J’estime plus ces honnêtes enfants
Qui de Savoie arrivent tous les ans,
Et dont la main légèrement essuie
Ces longs canaux engorgés par la suie…


C’est ainsi, c’est avec cette grâce qui ne l’abandonnait jamais, même en parlant des choses qui en paraissent le moins susceptibles, que M. de Voltaire a désigné dans son Pauvre diable les héros de la pièce nouvelle.

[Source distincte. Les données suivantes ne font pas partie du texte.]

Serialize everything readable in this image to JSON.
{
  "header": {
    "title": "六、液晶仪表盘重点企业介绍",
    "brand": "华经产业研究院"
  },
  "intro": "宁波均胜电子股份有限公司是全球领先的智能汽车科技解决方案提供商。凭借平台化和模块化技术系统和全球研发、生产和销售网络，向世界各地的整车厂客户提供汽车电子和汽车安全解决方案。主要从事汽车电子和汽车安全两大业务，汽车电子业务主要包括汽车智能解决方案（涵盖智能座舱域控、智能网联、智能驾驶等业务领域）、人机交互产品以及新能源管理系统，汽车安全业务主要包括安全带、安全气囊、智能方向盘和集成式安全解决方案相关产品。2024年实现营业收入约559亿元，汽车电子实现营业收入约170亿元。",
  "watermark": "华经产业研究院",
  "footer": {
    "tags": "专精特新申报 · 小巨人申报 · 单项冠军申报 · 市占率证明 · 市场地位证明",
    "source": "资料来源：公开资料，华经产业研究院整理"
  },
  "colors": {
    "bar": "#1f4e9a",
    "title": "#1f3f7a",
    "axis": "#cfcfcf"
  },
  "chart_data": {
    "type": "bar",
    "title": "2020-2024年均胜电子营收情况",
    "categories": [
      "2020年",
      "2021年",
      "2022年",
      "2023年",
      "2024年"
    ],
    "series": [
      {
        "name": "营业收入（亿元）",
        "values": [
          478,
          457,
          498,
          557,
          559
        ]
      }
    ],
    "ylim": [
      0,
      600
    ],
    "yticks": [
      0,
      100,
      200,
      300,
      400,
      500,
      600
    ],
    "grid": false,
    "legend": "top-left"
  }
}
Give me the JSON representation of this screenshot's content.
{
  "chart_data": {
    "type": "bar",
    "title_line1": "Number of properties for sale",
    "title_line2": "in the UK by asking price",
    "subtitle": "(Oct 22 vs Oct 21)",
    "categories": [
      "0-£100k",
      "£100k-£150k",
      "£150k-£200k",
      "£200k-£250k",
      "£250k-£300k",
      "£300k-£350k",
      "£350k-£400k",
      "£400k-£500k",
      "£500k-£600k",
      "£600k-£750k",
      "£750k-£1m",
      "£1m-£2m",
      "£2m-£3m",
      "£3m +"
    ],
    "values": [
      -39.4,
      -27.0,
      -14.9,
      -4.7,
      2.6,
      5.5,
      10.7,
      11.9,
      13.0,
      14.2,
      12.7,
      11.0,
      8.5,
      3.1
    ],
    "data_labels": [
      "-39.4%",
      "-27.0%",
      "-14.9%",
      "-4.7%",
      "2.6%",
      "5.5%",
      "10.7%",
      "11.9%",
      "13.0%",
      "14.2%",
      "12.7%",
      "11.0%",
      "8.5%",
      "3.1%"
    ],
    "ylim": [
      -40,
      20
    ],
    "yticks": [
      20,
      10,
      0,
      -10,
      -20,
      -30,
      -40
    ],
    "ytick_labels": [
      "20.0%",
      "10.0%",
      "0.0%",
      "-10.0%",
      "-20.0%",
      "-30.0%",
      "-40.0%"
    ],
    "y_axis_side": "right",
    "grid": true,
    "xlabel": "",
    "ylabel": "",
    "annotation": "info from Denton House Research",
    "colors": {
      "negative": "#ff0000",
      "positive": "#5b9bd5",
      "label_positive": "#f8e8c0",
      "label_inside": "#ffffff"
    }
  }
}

Un joli vaudeville termine ce petit drame d’un genre et d’un intérêt aussi neuf qu’attachant. Voici le dernier couplet que le public a fait répéter avec beaucoup d’applaudissements :


Les Deux Savoyards ; quel ouvrage !
Comment traiter ce sujet-là ?
Messieurs, prononcez sur cela.
Nous attendons votre suffrage.

DeSi vous l’accordez, on sent bien
DeQue votre indulgence en est cause.
Voilà pourtant, voilà comme d’un rien
DeVous pouvez faire quelque chose.


Le prodigieux succès de ce charmant petit ouvrage est dû essentiellement à une suite de tableaux singuliers, mais qui respirent le plus heureux mélange d’intérêt et de gaieté. Les rôles des deux petits Savoyards, dont les détails sont pleins de finesse et de vivacité, ont été rendus avec la grâce la plus piquante par Mme Saint-Aubin et Mlle Renaud la cadette. La musique a fait plaisir ; l’auteur a suivi souvent le caractère original et naïf des chants que nous font entendre nos Savoyards, et leur a su prêter quelquefois l’expression la plus vive et la plus vraie.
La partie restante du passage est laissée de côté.